Ağa Han Ödüllü SSK Binası
Zeyrek’teki SSK binası ya da SSK tesisleri olarak anılan yapı, neredeyse herkes için dikkat edilmeden önünden geçip gidilen bir yer. 1962-64 yılları arasında yapılan bu bina, mimarı Sedat Hakkı Eldem’e mesleğin en prestijli ödüllerinden olan Ağa Han Mimarlık Ödülü’nü getirmiş. Sedat Hakkı Eldem, mimarlıkta geleneksel motiflerin yeniden kullanılmasına öncülük eden isimlerden biri.

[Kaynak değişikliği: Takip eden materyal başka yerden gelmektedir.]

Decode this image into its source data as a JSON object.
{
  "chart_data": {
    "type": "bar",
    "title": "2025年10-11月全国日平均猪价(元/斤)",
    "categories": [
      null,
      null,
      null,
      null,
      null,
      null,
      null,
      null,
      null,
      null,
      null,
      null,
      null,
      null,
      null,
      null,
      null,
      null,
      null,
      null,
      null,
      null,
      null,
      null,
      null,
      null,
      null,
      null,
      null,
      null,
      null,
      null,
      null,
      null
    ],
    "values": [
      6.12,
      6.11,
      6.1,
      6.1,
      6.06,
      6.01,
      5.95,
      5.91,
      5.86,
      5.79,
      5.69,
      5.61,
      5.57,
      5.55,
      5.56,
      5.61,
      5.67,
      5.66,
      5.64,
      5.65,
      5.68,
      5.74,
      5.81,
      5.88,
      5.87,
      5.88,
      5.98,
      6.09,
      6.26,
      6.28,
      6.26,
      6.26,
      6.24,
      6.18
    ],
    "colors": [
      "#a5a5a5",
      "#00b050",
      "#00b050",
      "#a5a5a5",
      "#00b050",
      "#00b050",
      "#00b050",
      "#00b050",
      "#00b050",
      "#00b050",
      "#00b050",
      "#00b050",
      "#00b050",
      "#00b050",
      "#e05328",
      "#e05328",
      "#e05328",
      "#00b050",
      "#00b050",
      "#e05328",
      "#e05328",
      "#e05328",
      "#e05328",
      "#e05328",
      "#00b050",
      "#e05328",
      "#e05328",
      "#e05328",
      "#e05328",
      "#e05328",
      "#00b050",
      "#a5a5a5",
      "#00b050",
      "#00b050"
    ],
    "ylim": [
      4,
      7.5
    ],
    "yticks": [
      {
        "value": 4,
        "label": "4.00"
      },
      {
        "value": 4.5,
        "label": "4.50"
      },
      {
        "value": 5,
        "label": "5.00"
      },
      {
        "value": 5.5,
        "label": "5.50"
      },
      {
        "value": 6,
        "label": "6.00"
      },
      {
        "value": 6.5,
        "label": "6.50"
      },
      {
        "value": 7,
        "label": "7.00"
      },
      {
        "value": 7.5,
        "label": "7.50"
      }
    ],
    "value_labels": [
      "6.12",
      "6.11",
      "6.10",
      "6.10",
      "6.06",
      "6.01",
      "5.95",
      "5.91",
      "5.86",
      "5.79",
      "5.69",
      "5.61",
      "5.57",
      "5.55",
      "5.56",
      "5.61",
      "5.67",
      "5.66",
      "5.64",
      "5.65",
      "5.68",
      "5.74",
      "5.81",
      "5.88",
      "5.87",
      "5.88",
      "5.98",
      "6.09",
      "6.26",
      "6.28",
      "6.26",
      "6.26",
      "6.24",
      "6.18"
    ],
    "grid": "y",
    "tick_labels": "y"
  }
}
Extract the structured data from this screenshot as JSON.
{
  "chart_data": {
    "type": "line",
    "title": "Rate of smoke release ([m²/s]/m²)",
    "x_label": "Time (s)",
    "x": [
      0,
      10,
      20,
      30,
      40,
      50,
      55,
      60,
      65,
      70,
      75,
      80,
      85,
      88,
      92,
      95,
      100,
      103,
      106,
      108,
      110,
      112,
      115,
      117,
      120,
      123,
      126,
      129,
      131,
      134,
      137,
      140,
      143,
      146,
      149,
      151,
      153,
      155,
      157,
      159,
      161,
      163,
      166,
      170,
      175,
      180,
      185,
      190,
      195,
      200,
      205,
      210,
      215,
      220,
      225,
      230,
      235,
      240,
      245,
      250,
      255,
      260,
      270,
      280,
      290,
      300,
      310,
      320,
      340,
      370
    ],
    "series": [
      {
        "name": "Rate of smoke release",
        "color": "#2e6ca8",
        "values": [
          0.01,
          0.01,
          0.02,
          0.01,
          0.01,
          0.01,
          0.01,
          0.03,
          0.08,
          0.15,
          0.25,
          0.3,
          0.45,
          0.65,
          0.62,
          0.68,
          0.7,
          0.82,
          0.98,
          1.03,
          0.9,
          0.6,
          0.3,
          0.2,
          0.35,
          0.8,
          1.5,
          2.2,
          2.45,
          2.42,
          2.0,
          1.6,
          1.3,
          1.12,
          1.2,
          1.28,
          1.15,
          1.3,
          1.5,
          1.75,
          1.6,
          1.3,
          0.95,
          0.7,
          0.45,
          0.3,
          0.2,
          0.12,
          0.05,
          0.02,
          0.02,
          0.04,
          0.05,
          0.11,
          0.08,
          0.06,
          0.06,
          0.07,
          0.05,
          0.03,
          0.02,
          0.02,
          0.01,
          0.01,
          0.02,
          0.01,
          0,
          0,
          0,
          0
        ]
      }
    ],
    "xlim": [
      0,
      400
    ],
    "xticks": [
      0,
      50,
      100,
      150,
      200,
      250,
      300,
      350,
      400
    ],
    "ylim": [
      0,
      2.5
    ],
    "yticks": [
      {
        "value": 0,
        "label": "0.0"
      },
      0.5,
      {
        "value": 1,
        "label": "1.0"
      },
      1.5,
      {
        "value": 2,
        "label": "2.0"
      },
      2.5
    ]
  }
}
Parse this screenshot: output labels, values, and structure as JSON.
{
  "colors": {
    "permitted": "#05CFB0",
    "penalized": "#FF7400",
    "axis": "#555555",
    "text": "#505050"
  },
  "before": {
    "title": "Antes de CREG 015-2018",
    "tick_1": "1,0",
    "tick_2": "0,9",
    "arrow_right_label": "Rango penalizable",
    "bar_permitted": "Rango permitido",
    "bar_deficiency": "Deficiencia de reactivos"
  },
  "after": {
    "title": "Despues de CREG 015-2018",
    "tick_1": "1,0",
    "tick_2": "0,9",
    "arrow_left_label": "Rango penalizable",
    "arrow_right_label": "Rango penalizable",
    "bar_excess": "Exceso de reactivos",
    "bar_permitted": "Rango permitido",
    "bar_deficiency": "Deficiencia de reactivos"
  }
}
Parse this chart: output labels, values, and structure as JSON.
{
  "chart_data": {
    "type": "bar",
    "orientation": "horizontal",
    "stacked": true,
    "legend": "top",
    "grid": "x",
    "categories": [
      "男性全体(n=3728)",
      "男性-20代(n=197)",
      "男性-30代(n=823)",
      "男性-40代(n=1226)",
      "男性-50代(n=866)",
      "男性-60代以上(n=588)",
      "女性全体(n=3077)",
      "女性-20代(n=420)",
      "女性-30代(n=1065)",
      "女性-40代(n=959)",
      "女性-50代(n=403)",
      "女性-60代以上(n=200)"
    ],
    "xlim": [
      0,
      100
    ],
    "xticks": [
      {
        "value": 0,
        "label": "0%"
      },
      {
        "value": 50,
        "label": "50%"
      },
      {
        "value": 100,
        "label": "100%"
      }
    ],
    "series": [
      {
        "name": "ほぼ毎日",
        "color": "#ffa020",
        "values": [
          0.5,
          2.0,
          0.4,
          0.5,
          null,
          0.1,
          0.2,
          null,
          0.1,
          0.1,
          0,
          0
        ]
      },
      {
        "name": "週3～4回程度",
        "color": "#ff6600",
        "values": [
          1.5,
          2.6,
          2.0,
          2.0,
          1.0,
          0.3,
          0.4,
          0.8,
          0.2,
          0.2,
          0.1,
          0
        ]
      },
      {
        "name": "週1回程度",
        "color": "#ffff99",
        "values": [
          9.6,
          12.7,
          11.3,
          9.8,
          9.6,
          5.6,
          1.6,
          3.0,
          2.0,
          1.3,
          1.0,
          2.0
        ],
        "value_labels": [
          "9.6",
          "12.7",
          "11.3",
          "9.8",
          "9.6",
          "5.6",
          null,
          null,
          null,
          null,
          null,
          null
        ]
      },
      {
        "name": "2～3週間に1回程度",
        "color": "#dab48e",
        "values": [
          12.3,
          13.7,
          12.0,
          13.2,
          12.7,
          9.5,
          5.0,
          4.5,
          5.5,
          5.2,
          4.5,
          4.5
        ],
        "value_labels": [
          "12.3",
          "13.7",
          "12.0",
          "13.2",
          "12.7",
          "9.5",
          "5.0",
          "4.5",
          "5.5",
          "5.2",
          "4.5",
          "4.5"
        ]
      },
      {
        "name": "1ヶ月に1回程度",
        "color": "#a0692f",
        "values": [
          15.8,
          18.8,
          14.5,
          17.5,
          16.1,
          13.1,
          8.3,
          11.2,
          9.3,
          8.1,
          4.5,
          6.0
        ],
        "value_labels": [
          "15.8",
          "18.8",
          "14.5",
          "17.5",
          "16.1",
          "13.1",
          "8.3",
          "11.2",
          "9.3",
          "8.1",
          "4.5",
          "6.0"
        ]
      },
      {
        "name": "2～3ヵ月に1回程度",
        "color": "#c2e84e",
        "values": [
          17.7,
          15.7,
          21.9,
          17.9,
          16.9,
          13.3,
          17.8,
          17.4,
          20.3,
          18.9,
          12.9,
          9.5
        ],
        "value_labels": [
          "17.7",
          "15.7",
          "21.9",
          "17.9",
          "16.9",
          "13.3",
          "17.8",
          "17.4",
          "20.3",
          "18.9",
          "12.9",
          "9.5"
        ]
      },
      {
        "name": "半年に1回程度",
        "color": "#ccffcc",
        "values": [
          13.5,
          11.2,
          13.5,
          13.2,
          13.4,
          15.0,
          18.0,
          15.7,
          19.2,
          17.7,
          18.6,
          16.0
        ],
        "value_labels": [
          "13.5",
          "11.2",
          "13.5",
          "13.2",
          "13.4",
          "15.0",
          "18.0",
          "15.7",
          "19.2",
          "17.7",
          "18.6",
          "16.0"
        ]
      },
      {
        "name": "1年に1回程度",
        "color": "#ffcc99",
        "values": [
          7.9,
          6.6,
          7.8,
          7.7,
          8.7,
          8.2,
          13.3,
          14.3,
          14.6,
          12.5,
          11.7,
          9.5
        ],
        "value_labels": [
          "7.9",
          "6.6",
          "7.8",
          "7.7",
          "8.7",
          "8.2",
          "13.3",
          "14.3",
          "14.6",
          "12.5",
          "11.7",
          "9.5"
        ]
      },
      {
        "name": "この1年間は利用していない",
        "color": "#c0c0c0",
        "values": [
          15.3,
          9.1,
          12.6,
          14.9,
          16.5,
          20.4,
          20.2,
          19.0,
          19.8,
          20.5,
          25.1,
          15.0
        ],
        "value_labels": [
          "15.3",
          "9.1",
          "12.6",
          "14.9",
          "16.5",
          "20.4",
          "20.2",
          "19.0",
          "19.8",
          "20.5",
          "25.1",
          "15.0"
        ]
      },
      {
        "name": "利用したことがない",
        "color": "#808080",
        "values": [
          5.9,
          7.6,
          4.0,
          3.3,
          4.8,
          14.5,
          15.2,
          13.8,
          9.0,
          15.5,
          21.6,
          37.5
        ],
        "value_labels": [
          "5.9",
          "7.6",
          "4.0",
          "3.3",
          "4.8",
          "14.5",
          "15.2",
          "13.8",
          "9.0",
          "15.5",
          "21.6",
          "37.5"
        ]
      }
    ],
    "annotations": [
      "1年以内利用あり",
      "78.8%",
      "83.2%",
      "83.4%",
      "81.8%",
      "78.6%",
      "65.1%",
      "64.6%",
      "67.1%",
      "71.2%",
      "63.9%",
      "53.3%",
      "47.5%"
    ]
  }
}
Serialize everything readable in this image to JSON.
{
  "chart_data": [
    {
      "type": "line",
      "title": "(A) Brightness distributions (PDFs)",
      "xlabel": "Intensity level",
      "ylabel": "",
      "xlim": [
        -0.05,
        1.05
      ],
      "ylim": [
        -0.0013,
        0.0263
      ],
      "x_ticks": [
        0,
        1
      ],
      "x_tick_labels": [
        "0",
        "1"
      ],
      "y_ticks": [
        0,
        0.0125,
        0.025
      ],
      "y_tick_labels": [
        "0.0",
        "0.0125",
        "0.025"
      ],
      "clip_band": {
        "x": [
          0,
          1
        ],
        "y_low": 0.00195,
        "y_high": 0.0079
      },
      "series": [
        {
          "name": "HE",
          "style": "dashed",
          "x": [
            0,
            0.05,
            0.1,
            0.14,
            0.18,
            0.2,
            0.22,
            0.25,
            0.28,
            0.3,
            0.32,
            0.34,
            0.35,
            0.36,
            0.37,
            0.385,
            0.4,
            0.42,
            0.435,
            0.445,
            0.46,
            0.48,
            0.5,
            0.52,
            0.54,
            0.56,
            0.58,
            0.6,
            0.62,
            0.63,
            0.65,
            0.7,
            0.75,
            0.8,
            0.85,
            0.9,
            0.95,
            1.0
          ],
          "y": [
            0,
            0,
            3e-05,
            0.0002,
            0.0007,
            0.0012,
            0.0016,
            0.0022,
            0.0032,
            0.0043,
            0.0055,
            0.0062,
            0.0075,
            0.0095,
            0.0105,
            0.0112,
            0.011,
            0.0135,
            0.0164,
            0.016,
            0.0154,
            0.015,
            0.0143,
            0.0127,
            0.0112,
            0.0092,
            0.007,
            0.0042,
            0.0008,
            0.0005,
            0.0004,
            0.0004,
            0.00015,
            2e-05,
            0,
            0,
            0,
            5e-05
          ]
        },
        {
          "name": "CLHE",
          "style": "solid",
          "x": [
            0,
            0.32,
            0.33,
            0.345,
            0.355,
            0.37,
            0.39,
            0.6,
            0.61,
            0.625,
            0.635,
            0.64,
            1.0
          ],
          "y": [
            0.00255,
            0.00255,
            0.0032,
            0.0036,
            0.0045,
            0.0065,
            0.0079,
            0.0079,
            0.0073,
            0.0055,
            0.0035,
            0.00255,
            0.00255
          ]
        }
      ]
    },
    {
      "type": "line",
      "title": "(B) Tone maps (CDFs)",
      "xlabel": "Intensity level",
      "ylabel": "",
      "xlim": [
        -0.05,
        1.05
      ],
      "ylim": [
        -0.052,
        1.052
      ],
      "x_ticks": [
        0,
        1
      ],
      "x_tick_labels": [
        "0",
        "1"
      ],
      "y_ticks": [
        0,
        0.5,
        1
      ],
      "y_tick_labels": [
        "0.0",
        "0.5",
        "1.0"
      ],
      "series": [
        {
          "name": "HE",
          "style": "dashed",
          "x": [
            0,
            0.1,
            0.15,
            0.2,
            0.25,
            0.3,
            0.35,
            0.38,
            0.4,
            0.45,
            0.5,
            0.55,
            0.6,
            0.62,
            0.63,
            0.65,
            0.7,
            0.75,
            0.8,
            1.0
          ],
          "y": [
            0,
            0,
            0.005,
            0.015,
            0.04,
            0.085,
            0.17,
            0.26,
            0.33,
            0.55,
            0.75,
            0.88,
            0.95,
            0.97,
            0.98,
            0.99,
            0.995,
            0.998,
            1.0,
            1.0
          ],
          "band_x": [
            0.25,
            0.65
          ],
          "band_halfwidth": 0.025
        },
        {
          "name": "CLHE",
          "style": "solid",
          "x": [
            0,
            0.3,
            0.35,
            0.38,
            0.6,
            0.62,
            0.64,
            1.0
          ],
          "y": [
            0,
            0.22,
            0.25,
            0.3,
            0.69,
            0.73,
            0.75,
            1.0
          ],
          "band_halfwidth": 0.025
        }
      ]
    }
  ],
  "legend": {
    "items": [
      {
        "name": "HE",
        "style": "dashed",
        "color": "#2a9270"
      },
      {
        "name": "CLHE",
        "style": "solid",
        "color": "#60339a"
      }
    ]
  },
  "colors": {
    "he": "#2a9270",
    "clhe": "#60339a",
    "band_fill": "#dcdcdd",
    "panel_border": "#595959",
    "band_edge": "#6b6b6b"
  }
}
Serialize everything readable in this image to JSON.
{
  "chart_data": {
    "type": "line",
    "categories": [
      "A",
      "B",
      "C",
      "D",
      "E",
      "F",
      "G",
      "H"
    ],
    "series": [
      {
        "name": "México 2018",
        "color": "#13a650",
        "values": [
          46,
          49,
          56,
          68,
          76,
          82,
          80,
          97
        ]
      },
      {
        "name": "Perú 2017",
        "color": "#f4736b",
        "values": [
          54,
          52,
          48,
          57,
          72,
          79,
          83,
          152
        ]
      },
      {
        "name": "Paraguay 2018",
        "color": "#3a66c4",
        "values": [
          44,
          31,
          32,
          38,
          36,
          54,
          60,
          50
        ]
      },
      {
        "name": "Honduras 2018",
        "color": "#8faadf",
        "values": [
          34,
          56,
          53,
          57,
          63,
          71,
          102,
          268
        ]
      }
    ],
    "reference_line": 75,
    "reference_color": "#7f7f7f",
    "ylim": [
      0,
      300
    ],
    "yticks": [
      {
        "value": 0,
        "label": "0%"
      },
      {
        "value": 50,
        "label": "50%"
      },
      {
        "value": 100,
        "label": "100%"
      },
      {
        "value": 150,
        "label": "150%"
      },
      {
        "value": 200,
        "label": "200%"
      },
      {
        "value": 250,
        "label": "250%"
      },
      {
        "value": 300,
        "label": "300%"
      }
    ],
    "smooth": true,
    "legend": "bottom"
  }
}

Bölgeselcilik (regionalism) düşüncesinin dünyada yaygınlaştığı 1960’larda, ideolojik olmayan, bulunduğu yerin dokusuna göre gelişen bir yerellik anlayışı yükselişe geçmiş. Eldem’in etkisinde kaldığı bu akım ile tasarladığı SSK binası, çevredeki yapılarla gösterdiği uyum nedeniyle Ağa Han Ödülüne değer görülmüş.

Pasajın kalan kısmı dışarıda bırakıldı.